(The Calling - Wherever You Will Go) Levels, huh? Even smushmeg don't know to what time the levels were set to run. Ay. And it's already kinda late. Wait. I know. It will probably update after I post this blog. No, no, better: After DebStitch posts her end-of-day blog. It always happens. :D
![](http://b.1asphost.com/folker/Misc/Level3.png)
16 @ 72% ( +0% ) CPs ran, and I got a new guide (after all the 21 subs I did yesterday were accepted shortly after).
1 new people guide:
Merrin Dungey (Francie/Allison in Alias) Yep, I submitted today enough to have one more people guide. There are currently two on the fence. I'm gonna keep on submitting in the next couple of days. I know I didn't write yet about the leaving of Alias, I will, believe me, I just didn't fully digested it yet, if you know what I mean. --
Attention: Even if it seems that the following information is real, it is not. Common sense would know it.
![](http://b.1asphost.com/folker/Misc/Pyramid.jpg)

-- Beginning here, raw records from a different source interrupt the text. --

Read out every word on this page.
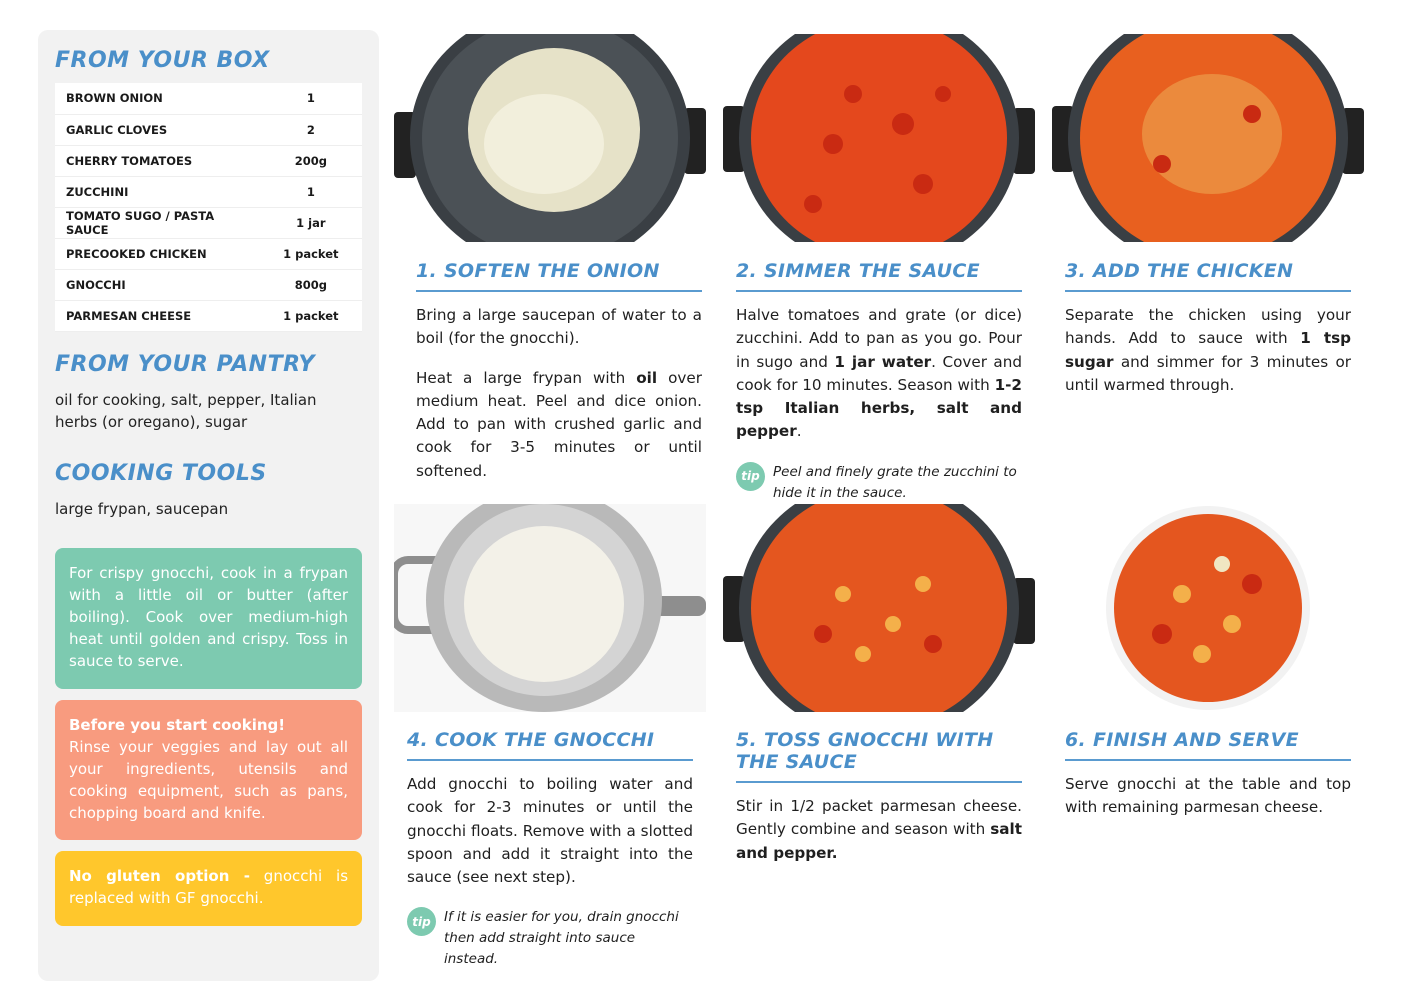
FROM YOUR BOX
BROWN ONION	1
GARLIC CLOVES	2
CHERRY TOMATOES	200g
ZUCCHINI	1
TOMATO SUGO / PASTA SAUCE	1 jar
PRECOOKED CHICKEN	1 packet
GNOCCHI	800g
PARMESAN CHEESE	1 packet
FROM YOUR PANTRY

oil for cooking, salt, pepper, Italian herbs (or oregano), sugar

COOKING TOOLS

large frypan, saucepan

For crispy gnocchi, cook in a frypan with a little oil or butter (after boiling). Cook over medium-high heat until golden and crispy. Toss in sauce to serve.
Before you start cooking!
Rinse your veggies and lay out all your ingredients, utensils and cooking equipment, such as pans, chopping board and knife.
No gluten option - gnocchi is replaced with GF gnocchi.
1. SOFTEN THE ONION

Bring a large saucepan of water to a boil (for the gnocchi).

Heat a large frypan with oil over medium heat. Peel and dice onion. Add to pan with crushed garlic and cook for 3-5 minutes or until softened.

2. SIMMER THE SAUCE

Halve tomatoes and grate (or dice) zucchini. Add to pan as you go. Pour in sugo and 1 jar water. Cover and cook for 10 minutes. Season with 1-2 tsp Italian herbs, salt and pepper.

tip Peel and finely grate the zucchini to hide it in the sauce.
3. ADD THE CHICKEN

Separate the chicken using your hands. Add to sauce with 1 tsp sugar and simmer for 3 minutes or until warmed through.

4. COOK THE GNOCCHI

Add gnocchi to boiling water and cook for 2-3 minutes or until the gnocchi floats. Remove with a slotted spoon and add it straight into the sauce (see next step).

tip If it is easier for you, drain gnocchi then add straight into sauce instead.
5. TOSS GNOCCHI WITH THE SAUCE

Stir in 1/2 packet parmesan cheese. Gently combine and season with salt and pepper.

6. FINISH AND SERVE

Serve gnocchi at the table and top with remaining parmesan cheese.
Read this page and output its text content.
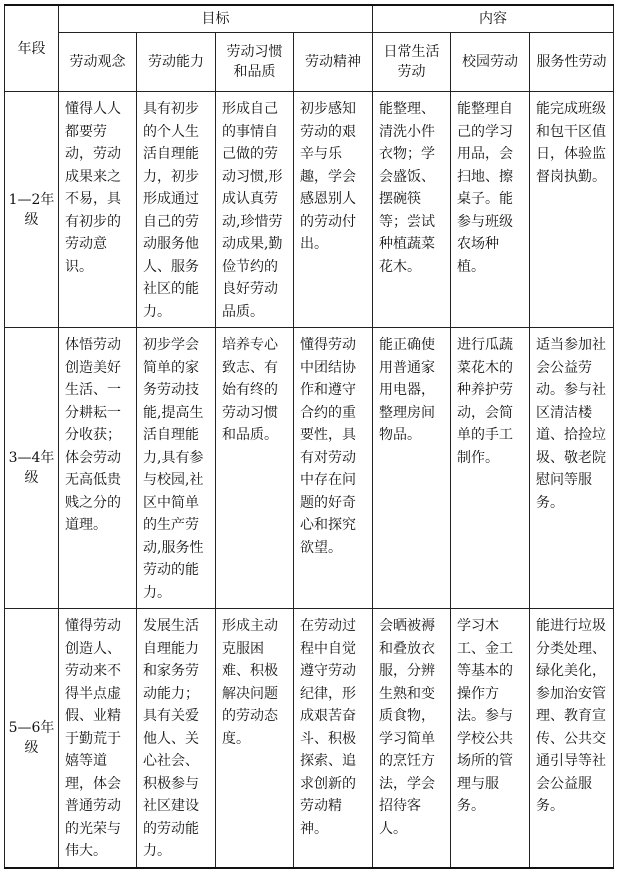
年段	目标				内容		
	劳动观念	劳动能力	劳动习惯和品质	劳动精神	日常生活劳动	校园劳动	服务性劳动
1—2年级	懂得人人都要劳动，劳动成果来之不易，具有初步的劳动意识。	具有初步的个人生活自理能力，初步形成通过自己的劳动服务他人、服务社区的能力。	形成自己的事情自己做的劳动习惯,形成认真劳动,珍惜劳动成果,勤俭节约的良好劳动品质。	初步感知劳动的艰辛与乐趣，学会感恩别人的劳动付出。	能整理、清洗小件衣物；学会盛饭、摆碗筷等；尝试种植蔬菜花木。	能整理自己的学习用品，会扫地、擦桌子。能参与班级农场种植。	能完成班级和包干区值日，体验监督岗执勤。
3—4年级	体悟劳动创造美好生活、一分耕耘一分收获；体会劳动无高低贵贱之分的道理。	初步学会简单的家务劳动技能,提高生活自理能力,具有参与校园,社区中简单的生产劳动,服务性劳动的能力。	培养专心致志、有始有终的劳动习惯和品质。	懂得劳动中团结协作和遵守合约的重要性，具有对劳动中存在问题的好奇心和探究欲望。	能正确使用普通家用电器，整理房间物品。	进行瓜蔬菜花木的种养护劳动，会简单的手工制作。	适当参加社会公益劳动。参与社区清洁楼道、拾捡垃圾、敬老院慰问等服务。
5—6年级	懂得劳动创造人、劳动来不得半点虚假、业精于勤荒于嬉等道理，体会普通劳动的光荣与伟大。	发展生活自理能力和家务劳动能力；具有关爱他人、关心社会、积极参与社区建设的劳动能力。	形成主动克服困难、积极解决问题的劳动态度。	在劳动过程中自觉遵守劳动纪律，形成艰苦奋斗、积极探索、追求创新的劳动精神。	会晒被褥和叠放衣服，分辨生熟和变质食物，学习简单的烹饪方法，学会招待客人。	学习木工、金工等基本的操作方法。参与学校公共场所的管理与服务。	能进行垃圾分类处理、绿化美化，参加治安管理、教育宣传、公共交通引导等社会公益服务。
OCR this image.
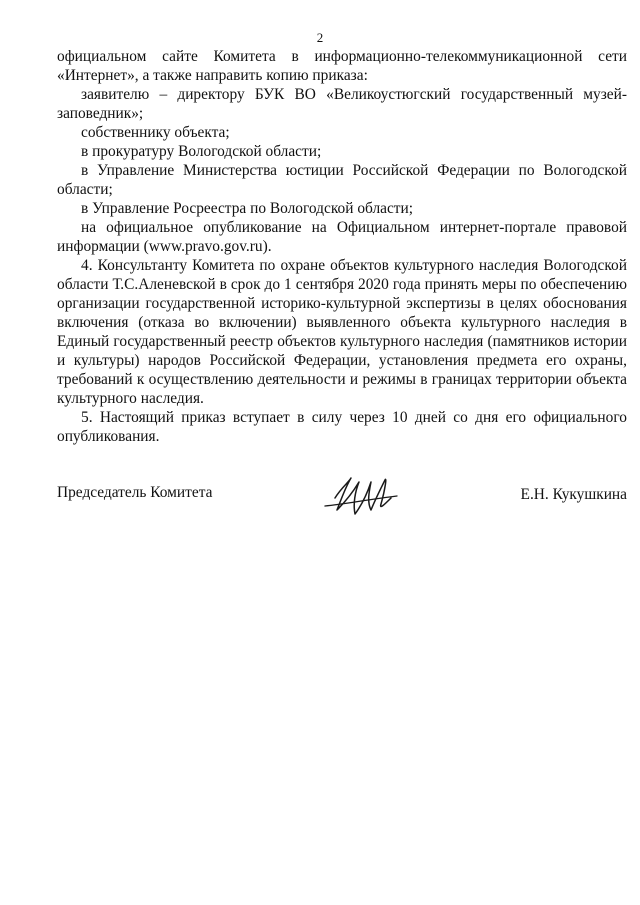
2

официальном сайте Комитета в информационно-телекоммуникационной сети «Интернет», а также направить копию приказа:

заявителю – директору БУК ВО «Великоустюгский государственный музей-заповедник»;

собственнику объекта;

в прокуратуру Вологодской области;

в Управление Министерства юстиции Российской Федерации по Вологодской области;

в Управление Росреестра по Вологодской области;

на официальное опубликование на Официальном интернет-портале правовой информации (www.pravo.gov.ru).

4. Консультанту Комитета по охране объектов культурного наследия Вологодской области Т.С.Аленевской в срок до 1 сентября 2020 года принять меры по обеспечению организации государственной историко-культурной экспертизы в целях обоснования включения (отказа во включении) выявленного объекта культурного наследия в Единый государственный реестр объектов культурного наследия (памятников истории и культуры) народов Российской Федерации, установления предмета его охраны, требований к осуществлению деятельности и режимы в границах территории объекта культурного наследия.

5. Настоящий приказ вступает в силу через 10 дней со дня его официального опубликования.

Председатель Комитета	Е.Н. Кукушкина
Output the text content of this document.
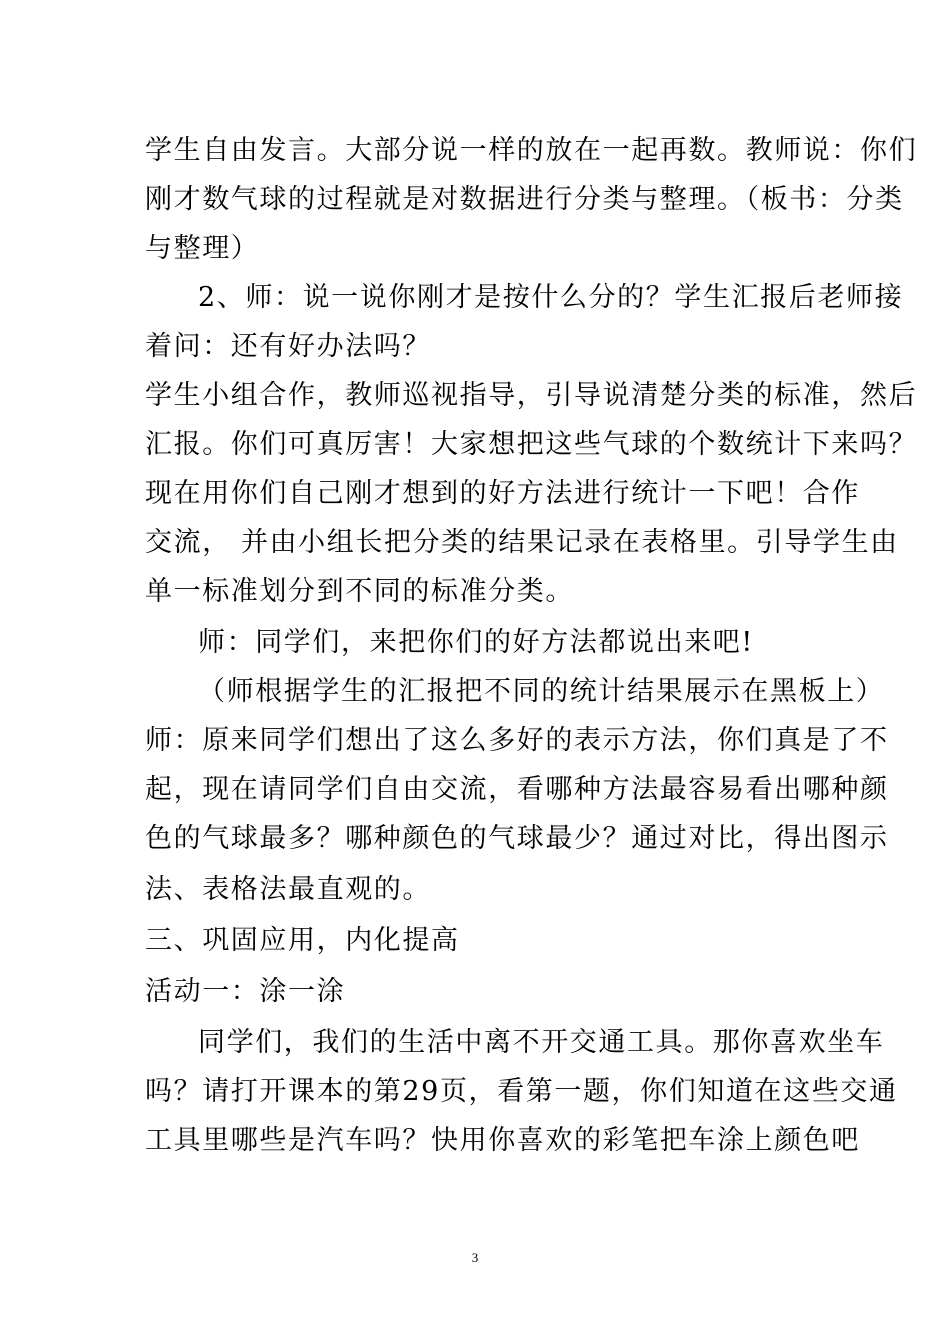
学生自由发言。大部分说一样的放在一起再数。教师说：你们
刚才数气球的过程就是对数据进行分类与整理。（板书：分类
与整理）
2、师：说一说你刚才是按什么分的？学生汇报后老师接
着问：还有好办法吗？
学生小组合作，教师巡视指导，引导说清楚分类的标准，然后
汇报。你们可真厉害！大家想把这些气球的个数统计下来吗？
现在用你们自己刚才想到的好方法进行统计一下吧！合作
交流， 并由小组长把分类的结果记录在表格里。引导学生由
单一标准划分到不同的标准分类。
师：同学们，来把你们的好方法都说出来吧!
（师根据学生的汇报把不同的统计结果展示在黑板上）
师：原来同学们想出了这么多好的表示方法，你们真是了不
起，现在请同学们自由交流，看哪种方法最容易看出哪种颜
色的气球最多？哪种颜色的气球最少？通过对比，得出图示
法、表格法最直观的。
三、巩固应用，内化提高
活动一：涂一涂
同学们，我们的生活中离不开交通工具。那你喜欢坐车
吗？请打开课本的第29页，看第一题，你们知道在这些交通
工具里哪些是汽车吗？快用你喜欢的彩笔把车涂上颜色吧
3
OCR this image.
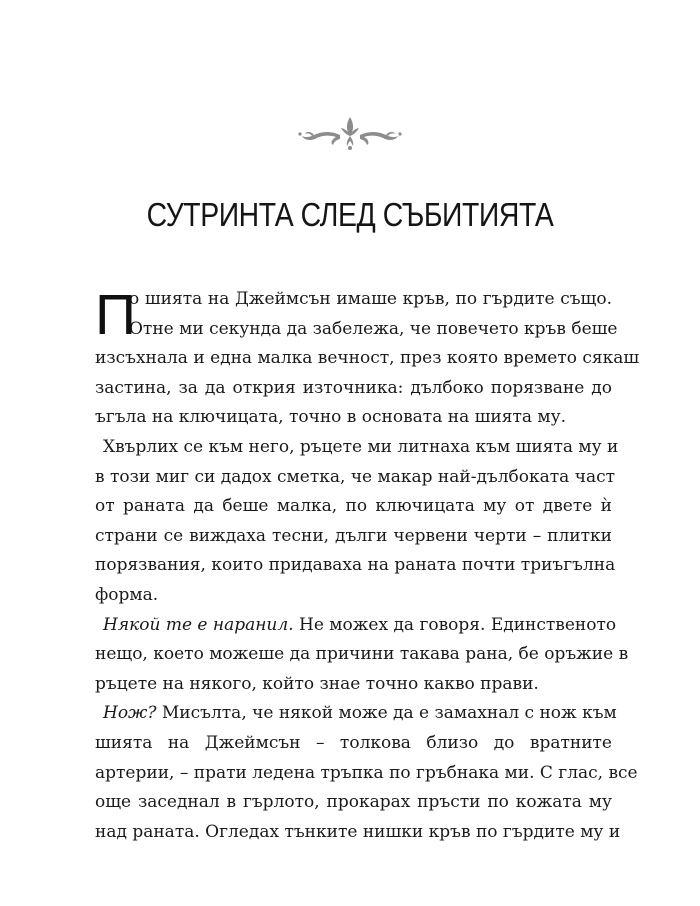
СУТРИНТА СЛЕД СЪБИТИЯТА
П
о шията на Джеймсън имаше кръв, по гърдите също.
Отне ми секунда да забележа, че повечето кръв беше
изсъхнала и една малка вечност, през която времето сякаш
застина, за да открия източника: дълбоко порязване до
ъгъла на ключицата, точно в основата на шията му.
Хвърлих се към него, ръцете ми литнаха към шията му и
в този миг си дадох сметка, че макар най-дълбоката част
от раната да беше малка, по ключицата му от двете ѝ
страни се виждаха тесни, дълги червени черти – плитки
порязвания, които придаваха на раната почти триъгълна
форма.
Някой те е наранил. Не можех да говоря. Единственото
нещо, което можеше да причини такава рана, бе оръжие в
ръцете на някого, който знае точно какво прави.
Нож? Мисълта, че някой може да е замахнал с нож към
шията на Джеймсън – толкова близо до вратните
артерии, – прати ледена тръпка по гръбнака ми. С глас, все
още заседнал в гърлото, прокарах пръсти по кожата му
над раната. Огледах тънките нишки кръв по гърдите му и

Pyramid. We've known Pyramids for thousands of years, ever since the old egyptian civilization who had them, and throughout history, until these days, where we came to realize they are landing places for aliens (someone said Stargate?) or contain dark artifacts built by a crazy 500 years ago (Alias??). But what we don't know about the Pyramids, is what they were built for in the first place. Let's take for example, the 4,598th Paraoh of Egypt (there were 4502 Paraohs before him, 51 missing Paraohs and 44 pretenders). One day, he called for his slave (not by phone, he just shouted) and said: "Where is my pie, Ramid!" Ramid, who was as stupid as a nail in the wall can be, said something unrecognizable and vanished. Later, Ramid told his friend that the master wants a pieramid. His friend forces him to believe that this is something to do with killing-ramid, murdering-ramid and sinking-ramid-in-the-bottom-of-the-sea. So Ramid killed himself in the kitchen's corner. Paraoh, who was too hungry by now, came to the chef and asked him to make a pie, "for crying out loud!". They chef made it, but the devestated ghost of Ramid wanted to kill itself. With no use, of course. Years have passed by, and one day, Paraoh the 9870th (someone lost the count, for sure), called his servant and asked him to build a new place to live. The servant, Ramid's grand-grand-grand-son, who was called Ramid as well, murmured something. "I don't wanna pay, Ramid!" Ramid, remembering what happened to his grand-grand-grand-father, went to his friend, who told him about new villas, with pointed top. One villa was built, and Ramid, in order to honour his grand-grand-grand-father's name, called it pieRamid. Later, when Paraoh didn't want to pay for it, it was changed to PayRamid. Up until nowadays. Byebye, ~Afenla!